The risks involved in some estates may make individual executors nervous especially if business, environmental and liability issues exist. If no one else is available, use a trust company or professional adviser. Professionals must have the time, inclination and not delegate work to others. As an alternative, it may be cheaper to hire experts on a fee- forservice basis.
10. Name only those you trust
Executors don’t usually come with experience. They must, however, be trustworthy and able to balance a cheque book. Should you consider your niece Sherri because she is graduating with an MBA? She may have more skills than you need. What’s more important is if she is reliable and lives close enough to help.
11. It’s okay to multi-task
You can give one person more than one role in your estate planning. My wife is my estate trustee and beneficiary. The person you name as your proxy, agent or attorney for property has the same qualities you want in an executor. Your lawyer can explain how you can put in a system of checks and balances to minimize possible abuse by someone expected to protect your estate.

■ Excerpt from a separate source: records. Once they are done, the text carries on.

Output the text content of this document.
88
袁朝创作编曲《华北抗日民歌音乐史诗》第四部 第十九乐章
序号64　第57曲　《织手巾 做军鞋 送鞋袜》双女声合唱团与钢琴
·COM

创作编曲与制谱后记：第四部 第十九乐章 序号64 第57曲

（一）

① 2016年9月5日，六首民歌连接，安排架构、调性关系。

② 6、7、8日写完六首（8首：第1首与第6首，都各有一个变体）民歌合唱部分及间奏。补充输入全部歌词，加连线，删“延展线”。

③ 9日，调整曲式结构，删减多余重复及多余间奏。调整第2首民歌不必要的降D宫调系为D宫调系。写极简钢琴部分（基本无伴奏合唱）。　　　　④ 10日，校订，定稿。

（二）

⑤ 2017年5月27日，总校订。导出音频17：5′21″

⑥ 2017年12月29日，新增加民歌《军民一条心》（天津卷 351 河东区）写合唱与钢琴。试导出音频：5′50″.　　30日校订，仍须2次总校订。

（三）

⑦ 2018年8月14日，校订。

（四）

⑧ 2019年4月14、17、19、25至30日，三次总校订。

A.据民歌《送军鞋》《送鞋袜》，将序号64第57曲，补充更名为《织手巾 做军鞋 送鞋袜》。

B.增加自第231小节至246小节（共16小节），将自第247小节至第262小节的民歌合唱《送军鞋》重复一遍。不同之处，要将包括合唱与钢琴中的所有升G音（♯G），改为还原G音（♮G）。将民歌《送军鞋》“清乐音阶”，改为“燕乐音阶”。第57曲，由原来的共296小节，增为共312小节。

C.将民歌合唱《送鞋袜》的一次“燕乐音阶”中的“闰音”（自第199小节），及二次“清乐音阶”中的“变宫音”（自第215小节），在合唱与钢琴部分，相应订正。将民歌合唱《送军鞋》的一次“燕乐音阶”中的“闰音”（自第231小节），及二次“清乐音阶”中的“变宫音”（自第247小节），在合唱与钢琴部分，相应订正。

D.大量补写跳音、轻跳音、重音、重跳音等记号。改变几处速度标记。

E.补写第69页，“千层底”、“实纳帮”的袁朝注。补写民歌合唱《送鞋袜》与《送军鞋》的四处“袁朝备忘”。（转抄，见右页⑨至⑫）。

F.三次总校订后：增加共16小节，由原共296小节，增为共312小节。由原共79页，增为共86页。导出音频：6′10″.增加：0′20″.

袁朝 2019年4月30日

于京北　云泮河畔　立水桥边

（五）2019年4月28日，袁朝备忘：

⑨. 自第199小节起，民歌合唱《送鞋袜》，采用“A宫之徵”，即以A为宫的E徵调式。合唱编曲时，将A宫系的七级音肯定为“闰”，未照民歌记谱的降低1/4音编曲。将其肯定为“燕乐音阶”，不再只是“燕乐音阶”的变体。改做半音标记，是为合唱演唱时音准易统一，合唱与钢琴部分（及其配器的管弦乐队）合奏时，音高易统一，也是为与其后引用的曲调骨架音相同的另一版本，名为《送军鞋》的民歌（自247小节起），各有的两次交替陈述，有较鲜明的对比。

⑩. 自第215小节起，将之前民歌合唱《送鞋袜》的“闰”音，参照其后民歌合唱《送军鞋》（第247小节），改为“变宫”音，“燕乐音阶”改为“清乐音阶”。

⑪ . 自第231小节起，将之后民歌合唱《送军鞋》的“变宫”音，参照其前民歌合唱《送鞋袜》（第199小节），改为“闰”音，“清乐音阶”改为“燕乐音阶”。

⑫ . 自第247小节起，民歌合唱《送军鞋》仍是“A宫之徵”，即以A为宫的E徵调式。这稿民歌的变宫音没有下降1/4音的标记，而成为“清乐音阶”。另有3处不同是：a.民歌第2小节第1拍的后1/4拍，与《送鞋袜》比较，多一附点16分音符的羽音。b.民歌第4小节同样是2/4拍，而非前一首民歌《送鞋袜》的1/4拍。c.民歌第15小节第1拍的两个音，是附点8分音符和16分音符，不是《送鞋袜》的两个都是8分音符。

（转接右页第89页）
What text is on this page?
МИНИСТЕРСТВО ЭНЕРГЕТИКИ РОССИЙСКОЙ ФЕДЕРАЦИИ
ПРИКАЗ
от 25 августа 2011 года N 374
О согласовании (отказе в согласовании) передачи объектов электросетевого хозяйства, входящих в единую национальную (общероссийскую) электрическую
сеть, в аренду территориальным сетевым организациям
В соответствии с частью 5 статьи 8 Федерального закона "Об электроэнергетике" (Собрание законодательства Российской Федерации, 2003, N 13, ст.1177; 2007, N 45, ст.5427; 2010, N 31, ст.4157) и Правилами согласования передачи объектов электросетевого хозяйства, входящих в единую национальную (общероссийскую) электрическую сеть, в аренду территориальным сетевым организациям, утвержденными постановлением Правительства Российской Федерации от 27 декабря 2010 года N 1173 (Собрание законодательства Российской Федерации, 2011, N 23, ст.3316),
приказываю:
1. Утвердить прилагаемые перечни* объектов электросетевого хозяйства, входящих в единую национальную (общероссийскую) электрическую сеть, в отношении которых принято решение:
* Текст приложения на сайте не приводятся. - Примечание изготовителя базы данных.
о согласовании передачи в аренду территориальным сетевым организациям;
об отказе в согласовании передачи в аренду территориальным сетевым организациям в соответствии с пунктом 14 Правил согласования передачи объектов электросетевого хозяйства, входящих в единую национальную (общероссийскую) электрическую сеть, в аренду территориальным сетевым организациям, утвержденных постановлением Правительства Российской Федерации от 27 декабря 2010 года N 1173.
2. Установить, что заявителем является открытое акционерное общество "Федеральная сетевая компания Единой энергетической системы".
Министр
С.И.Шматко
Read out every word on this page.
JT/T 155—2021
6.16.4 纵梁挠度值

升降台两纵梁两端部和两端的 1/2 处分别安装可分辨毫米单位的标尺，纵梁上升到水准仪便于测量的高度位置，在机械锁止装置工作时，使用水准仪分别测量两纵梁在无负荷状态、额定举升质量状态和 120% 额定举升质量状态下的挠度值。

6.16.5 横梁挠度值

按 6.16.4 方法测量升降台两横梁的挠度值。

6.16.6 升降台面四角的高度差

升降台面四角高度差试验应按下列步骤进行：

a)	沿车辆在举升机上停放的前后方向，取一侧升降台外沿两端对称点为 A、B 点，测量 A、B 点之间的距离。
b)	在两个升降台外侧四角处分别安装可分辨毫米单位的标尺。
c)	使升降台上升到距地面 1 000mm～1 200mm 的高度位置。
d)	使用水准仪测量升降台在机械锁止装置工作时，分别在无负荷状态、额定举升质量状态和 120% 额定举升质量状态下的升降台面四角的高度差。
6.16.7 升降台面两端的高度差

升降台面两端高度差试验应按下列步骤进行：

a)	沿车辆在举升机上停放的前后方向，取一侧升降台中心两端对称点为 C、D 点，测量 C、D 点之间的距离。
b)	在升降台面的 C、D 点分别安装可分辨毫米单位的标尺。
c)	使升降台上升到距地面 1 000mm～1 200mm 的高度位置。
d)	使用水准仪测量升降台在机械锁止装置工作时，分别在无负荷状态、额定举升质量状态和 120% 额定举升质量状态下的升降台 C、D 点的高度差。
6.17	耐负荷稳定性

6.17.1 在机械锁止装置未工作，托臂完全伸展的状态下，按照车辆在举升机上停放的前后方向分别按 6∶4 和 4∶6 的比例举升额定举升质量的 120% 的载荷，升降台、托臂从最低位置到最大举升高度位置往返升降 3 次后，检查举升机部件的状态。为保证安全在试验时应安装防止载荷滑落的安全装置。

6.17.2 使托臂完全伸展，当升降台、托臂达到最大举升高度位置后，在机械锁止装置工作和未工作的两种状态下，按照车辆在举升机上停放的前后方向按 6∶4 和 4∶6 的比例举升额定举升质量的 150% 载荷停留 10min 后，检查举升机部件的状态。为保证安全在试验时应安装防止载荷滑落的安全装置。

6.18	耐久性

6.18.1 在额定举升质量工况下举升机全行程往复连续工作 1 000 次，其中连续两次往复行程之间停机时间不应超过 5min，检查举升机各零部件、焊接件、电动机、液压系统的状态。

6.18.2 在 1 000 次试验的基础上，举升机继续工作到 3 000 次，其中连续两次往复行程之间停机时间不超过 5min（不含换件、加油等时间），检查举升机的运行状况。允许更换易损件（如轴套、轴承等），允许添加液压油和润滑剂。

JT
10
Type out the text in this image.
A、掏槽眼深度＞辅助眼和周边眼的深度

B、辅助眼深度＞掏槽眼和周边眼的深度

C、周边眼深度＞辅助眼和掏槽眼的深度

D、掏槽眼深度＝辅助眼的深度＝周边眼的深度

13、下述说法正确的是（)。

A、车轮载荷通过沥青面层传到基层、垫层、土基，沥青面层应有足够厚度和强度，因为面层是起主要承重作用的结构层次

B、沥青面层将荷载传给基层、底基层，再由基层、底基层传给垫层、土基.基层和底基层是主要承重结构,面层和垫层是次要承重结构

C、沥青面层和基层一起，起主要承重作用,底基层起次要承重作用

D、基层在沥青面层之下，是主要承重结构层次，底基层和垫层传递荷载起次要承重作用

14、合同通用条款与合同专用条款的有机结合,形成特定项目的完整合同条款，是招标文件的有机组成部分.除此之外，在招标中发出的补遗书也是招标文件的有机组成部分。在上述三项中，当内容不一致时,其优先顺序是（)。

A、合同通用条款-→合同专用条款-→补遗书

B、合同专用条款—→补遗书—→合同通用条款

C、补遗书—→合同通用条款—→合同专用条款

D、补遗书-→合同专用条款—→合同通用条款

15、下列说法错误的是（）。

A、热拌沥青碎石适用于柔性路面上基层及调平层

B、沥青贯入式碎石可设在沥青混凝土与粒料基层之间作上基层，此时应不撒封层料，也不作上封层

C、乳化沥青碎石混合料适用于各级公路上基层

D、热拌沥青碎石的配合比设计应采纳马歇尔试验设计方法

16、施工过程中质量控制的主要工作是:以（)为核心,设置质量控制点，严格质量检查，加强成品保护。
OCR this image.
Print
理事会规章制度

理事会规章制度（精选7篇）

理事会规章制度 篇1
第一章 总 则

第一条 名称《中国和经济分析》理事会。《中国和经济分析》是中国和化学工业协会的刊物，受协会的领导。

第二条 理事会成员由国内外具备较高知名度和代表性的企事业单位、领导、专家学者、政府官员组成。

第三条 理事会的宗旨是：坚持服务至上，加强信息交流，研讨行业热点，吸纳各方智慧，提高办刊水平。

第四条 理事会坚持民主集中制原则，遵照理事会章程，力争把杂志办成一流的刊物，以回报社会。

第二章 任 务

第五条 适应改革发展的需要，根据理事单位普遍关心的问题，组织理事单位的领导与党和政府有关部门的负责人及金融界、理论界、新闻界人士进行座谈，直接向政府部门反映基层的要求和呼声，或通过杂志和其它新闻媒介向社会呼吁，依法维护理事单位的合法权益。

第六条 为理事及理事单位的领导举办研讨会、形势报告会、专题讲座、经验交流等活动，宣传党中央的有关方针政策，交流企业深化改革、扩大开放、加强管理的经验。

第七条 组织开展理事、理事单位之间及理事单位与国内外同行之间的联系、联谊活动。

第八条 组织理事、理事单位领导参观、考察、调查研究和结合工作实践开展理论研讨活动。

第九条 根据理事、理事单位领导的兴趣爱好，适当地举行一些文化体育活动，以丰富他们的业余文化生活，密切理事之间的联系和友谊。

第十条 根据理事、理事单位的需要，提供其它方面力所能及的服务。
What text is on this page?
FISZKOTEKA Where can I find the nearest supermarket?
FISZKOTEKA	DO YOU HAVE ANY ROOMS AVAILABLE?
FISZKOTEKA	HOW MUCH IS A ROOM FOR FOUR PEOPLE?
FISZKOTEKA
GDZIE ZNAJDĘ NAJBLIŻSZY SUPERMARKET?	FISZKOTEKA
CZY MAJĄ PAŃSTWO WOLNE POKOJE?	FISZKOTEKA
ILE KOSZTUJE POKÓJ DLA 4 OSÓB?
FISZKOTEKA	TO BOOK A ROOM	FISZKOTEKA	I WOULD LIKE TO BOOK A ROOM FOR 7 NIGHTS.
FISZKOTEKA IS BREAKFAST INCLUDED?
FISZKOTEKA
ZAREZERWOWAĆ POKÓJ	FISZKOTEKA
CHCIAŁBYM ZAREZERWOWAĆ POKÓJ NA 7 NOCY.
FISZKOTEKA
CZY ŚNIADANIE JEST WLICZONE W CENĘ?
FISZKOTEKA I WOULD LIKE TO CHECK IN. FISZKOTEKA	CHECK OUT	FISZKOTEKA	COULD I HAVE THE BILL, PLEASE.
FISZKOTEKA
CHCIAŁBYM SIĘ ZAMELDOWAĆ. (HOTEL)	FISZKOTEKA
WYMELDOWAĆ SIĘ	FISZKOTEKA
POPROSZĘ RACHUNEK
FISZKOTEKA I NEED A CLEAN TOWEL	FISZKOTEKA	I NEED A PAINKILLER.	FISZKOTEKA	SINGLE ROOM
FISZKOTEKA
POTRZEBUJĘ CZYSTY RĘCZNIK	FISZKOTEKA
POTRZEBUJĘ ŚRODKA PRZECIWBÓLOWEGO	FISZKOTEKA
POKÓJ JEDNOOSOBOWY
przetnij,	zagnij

12. Protect your executor from lawsuits
What if the market crashes, an accident destroys a valuable asset or a business loses money? Executors can be blamed or sued for the losses. Make sure your will covers these contingencies for executors who act reasonably. An experienced estate lawyer can include clauses in your will to protect executors. Otherwise, they may renounce their position and refuse to act.
Leave an estate guidebook
Your executor needs information on where to find your will, any special instructions and your estate inventory. You cannot imagine how much time can be lost looking for financial information or worrying about funeral arrangements. Putting your affairs in order gives executors a road map to move ahead.
Executor’s To-Do List
If executors breach their duties or fail to protect the estate, they can be sued. If you are acting as an executor, check with a lawyer to ensure you are properly authorized under the will to avoid any liability.
An executor’s responsibilities include:
1. Find original will and any codicils amending it.
2. Confirm with your lawyer that the will is valid.
3. Secure valuables, appraise and preserve the business (if any) and protect the house by changing the locks.
4. Arrange funeral and notify next of kin.
5. Protect all property and notify the insurance company to insure theft and fire coverage.
6. Hire a lawyer to obtain probate if necessary.
7. Prepare inventory and appraisals of deceased’s assets.
8. Identify debts and cancel credit if appropriate.
9. Get investment, legal, business or tax advice.
10. Pay all bills, taxes and creditors.
11. Sell or distribute assets to beneficiaries.
12. Have beneficiaries approve and release you from any claims. Be sure to get their agreement in writing.